Alors que la classe politique congolaise appelle à un dialogue national inclusif, Patrick Nkanga Bekonga, cadre du PPRD, dénonce l’attitude hésitante et minimaliste du gouvernement. Selon lui, le pays “joue au tango” pendant que la crise s’aggrave.

Patrick Nkanga, rapporteur du bureau politique du Parti du peuple pour la reconstruction et la démocratie (PPRD), a dénoncé une attitude minimaliste du gouvernement congolais concernant la tenue d’un dialogue national, ce 10 février 2026.« Le Gouvernement de la République ne doit pas appréhender le dialogue inclusif, souhaité par une large frange de la classe politique et de la société civile, comme un cadeau ou une latitude qu’il leur consent. Il s’agit d’une voie de résolution des conflits salutaire, qui ne doit ni être ignorée ni minimisée », a-t-il écrit sur son compte X.
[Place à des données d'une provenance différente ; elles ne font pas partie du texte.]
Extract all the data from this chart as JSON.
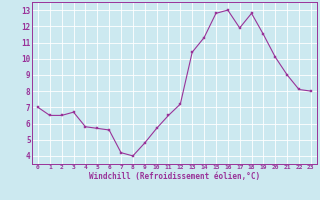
{
  "x": [
    0,
    1,
    2,
    3,
    4,
    5,
    6,
    7,
    8,
    9,
    10,
    11,
    12,
    13,
    14,
    15,
    16,
    17,
    18,
    19,
    20,
    21,
    22,
    23
  ],
  "y": [
    7.0,
    6.5,
    6.5,
    6.7,
    5.8,
    5.7,
    5.6,
    4.2,
    4.0,
    4.8,
    5.7,
    6.5,
    7.2,
    10.4,
    11.3,
    12.8,
    13.0,
    11.9,
    12.8,
    11.5,
    10.1,
    9.0,
    8.1,
    8.0
  ],
  "title": "",
  "xlabel": "Windchill (Refroidissement éolien,°C)",
  "line_color": "#993399",
  "marker_color": "#993399",
  "bg_color": "#cce9f0",
  "grid_color": "#ffffff",
  "axis_color": "#993399",
  "tick_color": "#993399",
  "label_color": "#993399",
  "xlim": [
    -0.5,
    23.5
  ],
  "ylim": [
    3.5,
    13.5
  ],
  "yticks": [
    4,
    5,
    6,
    7,
    8,
    9,
    10,
    11,
    12,
    13
  ],
  "xticks": [
    0,
    1,
    2,
    3,
    4,
    5,
    6,
    7,
    8,
    9,
    10,
    11,
    12,
    13,
    14,
    15,
    16,
    17,
    18,
    19,
    20,
    21,
    22,
    23
  ]
}
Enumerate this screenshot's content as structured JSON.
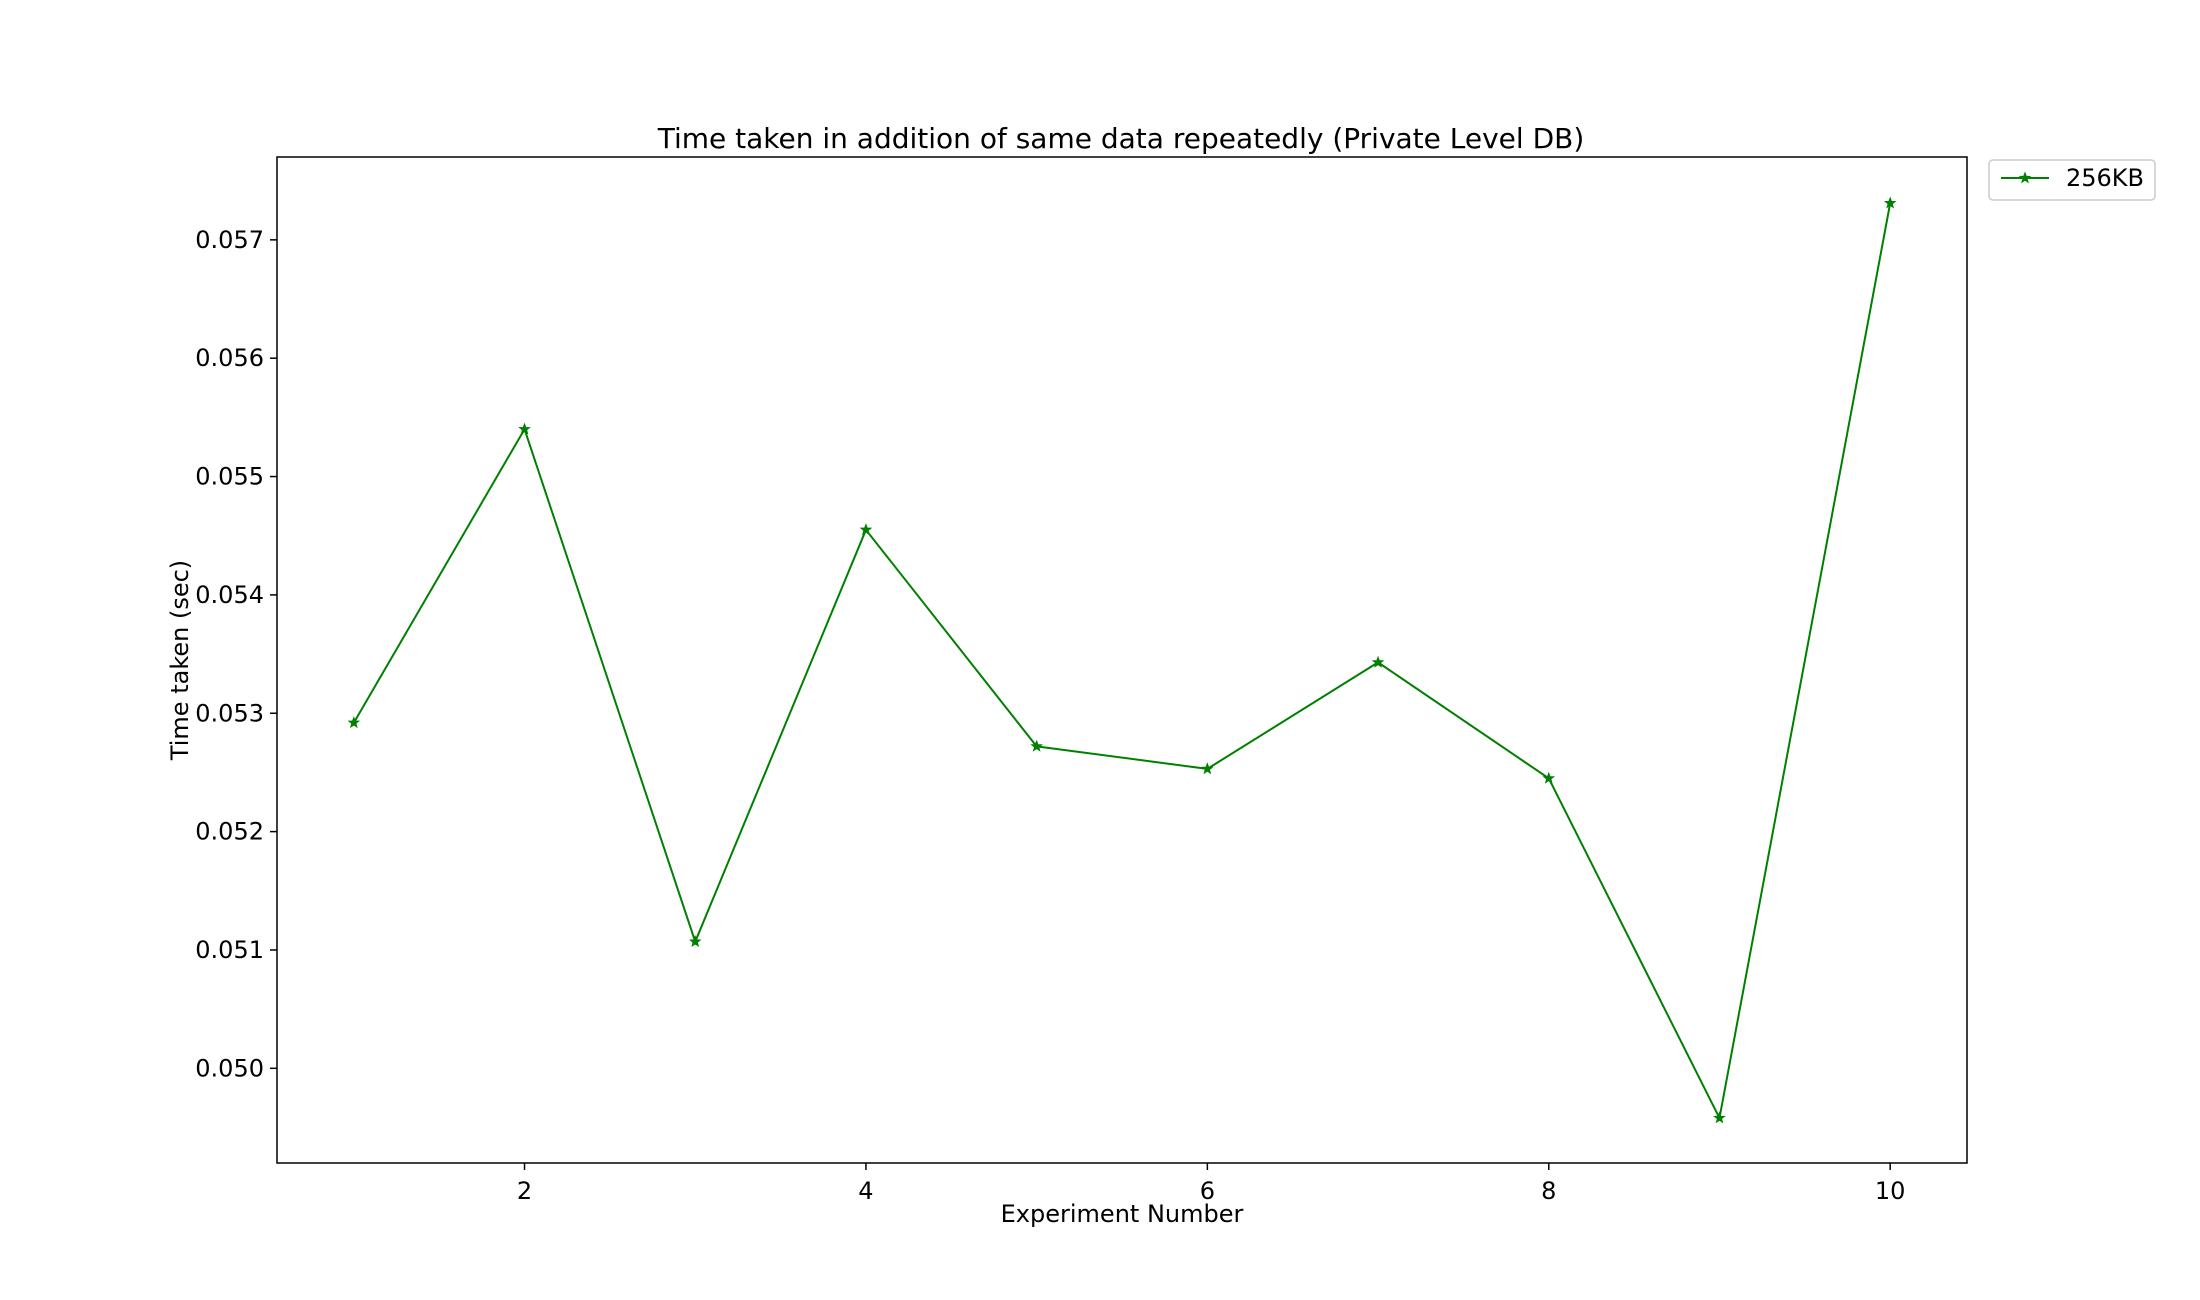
{
  "chart_data": {
    "type": "line",
    "title": "Time taken in addition of same data repeatedly (Private Level DB)",
    "xlabel": "Experiment Number",
    "ylabel": "Time taken (sec)",
    "x": [
      1,
      2,
      3,
      4,
      5,
      6,
      7,
      8,
      9,
      10
    ],
    "xticks": [
      2,
      4,
      6,
      8,
      10
    ],
    "xlim": [
      0.55,
      10.45
    ],
    "yticks": [
      0.05,
      0.051,
      0.052,
      0.053,
      0.054,
      0.055,
      0.056,
      0.057
    ],
    "ytick_labels": [
      "0.050",
      "0.051",
      "0.052",
      "0.053",
      "0.054",
      "0.055",
      "0.056",
      "0.057"
    ],
    "ylim": [
      0.0492,
      0.0577
    ],
    "grid": false,
    "legend_position": "outside-top-right",
    "series": [
      {
        "name": "256KB",
        "color": "#008000",
        "marker": "star",
        "values": [
          0.05292,
          0.0554,
          0.05107,
          0.05455,
          0.05272,
          0.05253,
          0.05343,
          0.05245,
          0.04958,
          0.05731
        ]
      }
    ]
  }
}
Et d’ajouter :« Le Gouvernement dialogue déjà avec le Rwanda et les groupes armés à travers différents processus. Dans cet ordre d’idées, les arguments avancés par le porte-parole du Gouvernement, visant à minimiser la portée d’un dialogue global et inclusif entre Congolais, ne répondent à aucune logique et apparaissent incohérents au regard des démarches entreprises jusqu’à présent et des convenances définies avec les parties concernées. »

Selon ce cadre de l’ex-parti présidentiel, les positionnements instables de l’exécutif aggravent la situation sur le terrain. « Le Gouvernement joue au tango, avançant d’un pas pour reculer de l’autre ; la crise, quant à elle, s’enlise, se normalise et s’étend. Se limiter aux discours du président Donald Trump comme solution à la crise multiforme que nous traversons, c’est mal appréhender la problématique du moment », a-t-il expliqué.

Depuis plusieurs mois, la classe politique congolaise ne jure que par la tenue d’un dialogue, considéré comme la seule solution pour trouver une issue aux problèmes du pays. Lors du sommet National Prayer Breakfast aux États-Unis, le gouvernement congolais, par la voix de son porte-parole Patrick Muyaya, aurait relégué cette initiative au second plan. Cette déclaration a été vivement critiquée par Patrick Nkanga.Au cours du même sommet, le président de la République a rencontré Martin Fayulu, un défenseur de l’inclusivité du dialogue. Leur échange d’une heure a permis d’aborder les modalités de participation et les animateurs des pourparlers.

Dans le même cadre, le chef de l’État aurait confié au président angolais João Lourenço la mission de consulter les acteurs politiques congolais afin de trouver un consensus pour la tenue de cette rencontre politique.Comme le disent les latinistes, « Vox populi, vox Dei » — la voix du peuple est la voix de Dieu. Reste à voir si le chef de l’État saura écouter cet appel au dialogue.